Knidocyten kenmerken, structuur, functies, typen

3405
Simon Doyle

De cnidocyten ze zijn een soort sensorische cellen die uitsluitend worden aangetroffen in cnidarians (hydra's, koralen, kwallen, zeewespen, anemonen, enz.). Deze cellen hebben verschillende cytoplasmatische organellen, cnids genaamd, die bestaan ​​uit een capsule met een filament dat uit de cel expandeert. Cnidocyten kunnen meer dan 20 soorten cnids hebben.

Cnidocyten scheiden stekende stoffen af ​​die hen beschermingsfuncties geven tegen roofdieren en het vangen van prooien. Zodra de cniden uitwendig zijn ontladen, waarbij deze stoffen vrijkomen, wordt de cel opnieuw door het lichaam opgenomen en vervangen door een nieuwe cnidocyt..
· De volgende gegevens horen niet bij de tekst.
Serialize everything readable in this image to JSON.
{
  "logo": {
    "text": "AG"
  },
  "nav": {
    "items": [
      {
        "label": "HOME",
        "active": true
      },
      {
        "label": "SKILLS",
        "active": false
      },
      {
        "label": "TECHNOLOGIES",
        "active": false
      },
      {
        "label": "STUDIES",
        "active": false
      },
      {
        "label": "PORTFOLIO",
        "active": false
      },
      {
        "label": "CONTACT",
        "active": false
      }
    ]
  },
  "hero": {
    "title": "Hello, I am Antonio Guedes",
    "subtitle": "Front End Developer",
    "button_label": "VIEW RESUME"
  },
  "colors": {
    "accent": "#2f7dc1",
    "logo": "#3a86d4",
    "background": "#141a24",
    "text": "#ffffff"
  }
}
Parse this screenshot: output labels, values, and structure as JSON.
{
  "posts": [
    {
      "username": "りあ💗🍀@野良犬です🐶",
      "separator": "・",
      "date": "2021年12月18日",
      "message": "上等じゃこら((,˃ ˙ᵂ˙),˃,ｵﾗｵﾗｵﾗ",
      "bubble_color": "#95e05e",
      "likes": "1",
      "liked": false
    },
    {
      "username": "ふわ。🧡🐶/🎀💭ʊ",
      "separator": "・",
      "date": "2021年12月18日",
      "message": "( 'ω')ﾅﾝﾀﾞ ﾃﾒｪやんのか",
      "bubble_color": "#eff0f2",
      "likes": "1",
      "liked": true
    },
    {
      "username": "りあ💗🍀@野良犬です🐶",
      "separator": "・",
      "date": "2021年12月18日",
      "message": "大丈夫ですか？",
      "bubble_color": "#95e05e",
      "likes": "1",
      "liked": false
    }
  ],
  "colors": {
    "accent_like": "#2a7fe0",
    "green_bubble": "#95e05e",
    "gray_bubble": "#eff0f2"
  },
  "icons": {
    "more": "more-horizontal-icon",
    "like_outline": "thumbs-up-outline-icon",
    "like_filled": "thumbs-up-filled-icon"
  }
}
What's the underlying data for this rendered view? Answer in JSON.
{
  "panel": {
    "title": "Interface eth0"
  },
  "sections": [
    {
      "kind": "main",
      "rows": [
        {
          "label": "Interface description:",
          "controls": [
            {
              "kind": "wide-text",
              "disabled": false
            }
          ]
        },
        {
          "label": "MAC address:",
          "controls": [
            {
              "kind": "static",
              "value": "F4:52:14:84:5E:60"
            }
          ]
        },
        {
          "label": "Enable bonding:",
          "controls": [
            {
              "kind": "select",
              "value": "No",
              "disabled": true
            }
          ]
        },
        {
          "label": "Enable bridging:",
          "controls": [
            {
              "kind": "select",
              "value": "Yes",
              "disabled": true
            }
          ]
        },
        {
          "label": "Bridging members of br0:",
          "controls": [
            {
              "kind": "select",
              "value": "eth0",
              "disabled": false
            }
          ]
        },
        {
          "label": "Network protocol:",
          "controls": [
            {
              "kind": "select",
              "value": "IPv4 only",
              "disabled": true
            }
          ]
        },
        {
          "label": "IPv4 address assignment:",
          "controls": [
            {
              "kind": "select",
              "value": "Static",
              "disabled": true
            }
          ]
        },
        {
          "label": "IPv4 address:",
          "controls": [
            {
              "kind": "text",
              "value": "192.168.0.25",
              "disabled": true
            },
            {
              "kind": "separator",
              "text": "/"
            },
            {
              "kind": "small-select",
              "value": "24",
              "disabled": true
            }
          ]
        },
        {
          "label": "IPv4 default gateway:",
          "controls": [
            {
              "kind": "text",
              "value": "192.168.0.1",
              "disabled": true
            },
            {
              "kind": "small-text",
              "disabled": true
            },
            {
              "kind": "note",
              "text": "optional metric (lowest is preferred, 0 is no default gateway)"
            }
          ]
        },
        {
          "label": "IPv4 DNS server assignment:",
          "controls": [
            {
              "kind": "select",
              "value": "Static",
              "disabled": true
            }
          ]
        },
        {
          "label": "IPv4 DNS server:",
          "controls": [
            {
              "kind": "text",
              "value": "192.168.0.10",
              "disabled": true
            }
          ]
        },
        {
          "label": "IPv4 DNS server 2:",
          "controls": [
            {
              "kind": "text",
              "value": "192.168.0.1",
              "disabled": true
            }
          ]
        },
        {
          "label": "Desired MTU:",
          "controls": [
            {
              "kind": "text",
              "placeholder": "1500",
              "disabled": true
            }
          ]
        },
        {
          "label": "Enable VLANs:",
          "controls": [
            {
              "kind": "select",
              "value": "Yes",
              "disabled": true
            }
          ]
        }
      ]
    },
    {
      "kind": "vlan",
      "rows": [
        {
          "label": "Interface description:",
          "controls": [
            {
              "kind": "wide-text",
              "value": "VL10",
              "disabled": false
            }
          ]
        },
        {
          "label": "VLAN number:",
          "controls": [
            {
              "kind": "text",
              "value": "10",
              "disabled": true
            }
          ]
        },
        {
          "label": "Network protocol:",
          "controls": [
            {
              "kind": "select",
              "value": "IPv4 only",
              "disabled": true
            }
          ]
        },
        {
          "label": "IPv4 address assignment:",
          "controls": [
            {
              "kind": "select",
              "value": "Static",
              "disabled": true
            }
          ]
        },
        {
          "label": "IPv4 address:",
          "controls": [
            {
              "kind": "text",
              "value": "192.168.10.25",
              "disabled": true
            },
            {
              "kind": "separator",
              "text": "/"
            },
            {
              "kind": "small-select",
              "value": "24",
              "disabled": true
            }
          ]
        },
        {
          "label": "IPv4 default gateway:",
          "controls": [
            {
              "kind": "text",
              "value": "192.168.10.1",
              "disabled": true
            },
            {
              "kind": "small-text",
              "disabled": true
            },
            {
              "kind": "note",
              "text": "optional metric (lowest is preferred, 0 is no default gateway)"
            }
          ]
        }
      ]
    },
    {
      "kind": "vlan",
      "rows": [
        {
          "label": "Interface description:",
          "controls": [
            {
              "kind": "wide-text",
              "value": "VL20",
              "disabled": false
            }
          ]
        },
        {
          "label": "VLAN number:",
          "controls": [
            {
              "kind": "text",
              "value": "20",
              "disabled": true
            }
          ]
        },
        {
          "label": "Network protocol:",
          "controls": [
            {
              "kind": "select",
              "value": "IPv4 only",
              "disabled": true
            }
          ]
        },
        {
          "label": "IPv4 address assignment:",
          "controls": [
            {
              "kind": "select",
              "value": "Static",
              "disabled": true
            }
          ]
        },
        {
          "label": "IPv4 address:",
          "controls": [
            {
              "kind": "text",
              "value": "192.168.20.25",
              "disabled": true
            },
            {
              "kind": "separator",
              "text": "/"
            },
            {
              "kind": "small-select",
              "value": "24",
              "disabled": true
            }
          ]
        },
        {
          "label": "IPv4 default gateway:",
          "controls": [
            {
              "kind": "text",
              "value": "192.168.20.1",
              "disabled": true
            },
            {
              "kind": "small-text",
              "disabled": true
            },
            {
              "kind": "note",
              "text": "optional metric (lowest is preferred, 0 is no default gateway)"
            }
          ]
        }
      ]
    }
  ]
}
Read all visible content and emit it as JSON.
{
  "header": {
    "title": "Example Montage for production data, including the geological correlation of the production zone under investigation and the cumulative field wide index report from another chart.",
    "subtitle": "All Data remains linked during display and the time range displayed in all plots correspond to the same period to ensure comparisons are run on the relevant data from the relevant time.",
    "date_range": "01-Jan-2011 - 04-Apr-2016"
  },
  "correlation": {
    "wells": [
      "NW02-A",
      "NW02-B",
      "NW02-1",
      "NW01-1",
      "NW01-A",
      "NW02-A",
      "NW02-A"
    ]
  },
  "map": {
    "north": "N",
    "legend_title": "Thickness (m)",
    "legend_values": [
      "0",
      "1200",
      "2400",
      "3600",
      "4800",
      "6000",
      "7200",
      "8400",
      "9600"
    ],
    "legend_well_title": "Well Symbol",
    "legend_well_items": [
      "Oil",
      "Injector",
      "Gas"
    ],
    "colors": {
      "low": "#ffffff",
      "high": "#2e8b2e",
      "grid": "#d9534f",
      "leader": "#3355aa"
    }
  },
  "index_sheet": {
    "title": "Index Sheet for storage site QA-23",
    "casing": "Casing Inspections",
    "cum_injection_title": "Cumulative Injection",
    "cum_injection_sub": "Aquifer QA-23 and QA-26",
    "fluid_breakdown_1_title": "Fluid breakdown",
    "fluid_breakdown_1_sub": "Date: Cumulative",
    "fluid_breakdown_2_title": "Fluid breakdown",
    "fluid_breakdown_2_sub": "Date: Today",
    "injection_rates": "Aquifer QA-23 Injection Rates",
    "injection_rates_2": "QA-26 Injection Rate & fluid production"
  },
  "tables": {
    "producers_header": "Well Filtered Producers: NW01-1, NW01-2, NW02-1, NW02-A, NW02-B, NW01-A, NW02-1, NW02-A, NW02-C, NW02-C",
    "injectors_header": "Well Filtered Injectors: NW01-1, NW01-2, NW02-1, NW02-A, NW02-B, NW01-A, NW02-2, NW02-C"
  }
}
Bron: Josuevg [CC BY-SA 3.0 (https://creativecommons.org/licenses/by-sa/3.0)]

Artikel index

  • 1 Kenmerken en structuur
  • 2 Knidos
    • 2.1 Herkomst van de cnids
    • 2.2 Ontladingsmechanisme van de cnids
  • 3 functies
  • 4 soorten
  • 5 referenties

Kenmerken en structuur

Cnidocyten zijn afkomstig van invaginatie van interstitiële cellen van de epidermis. Bij sommige soorten zijn ze afkomstig van de ectodermis en bij andere van de endodermis. Naarmate cellen zich ontwikkelen, staan ​​ze bekend als cnidoblasten..

Deze cellen zijn over het algemeen rond en eivormig en hebben een grote basale kern. Ze worden verspreid over de epidermis van individuen aangetroffen, en komen vaker voor in de tentakels en de mondholte..

Bij de meeste cnidarians, behalve de Hydrozoa-klasse (hydroïden en hydromedusae), worden cnidocyten aangetroffen in de gastrodermis (intern epitheel) die de gastrovasculaire holte (coelenteron) bedekken. Deze cnidocyten vervullen voedingsfuncties.

Het filament in cnidocyten wordt uit deze cellen afgevoerd als reactie op een mechanische of chemische stimulus. Over het algemeen wordt deze stimulus geproduceerd door contact met een prooi of een roofdier.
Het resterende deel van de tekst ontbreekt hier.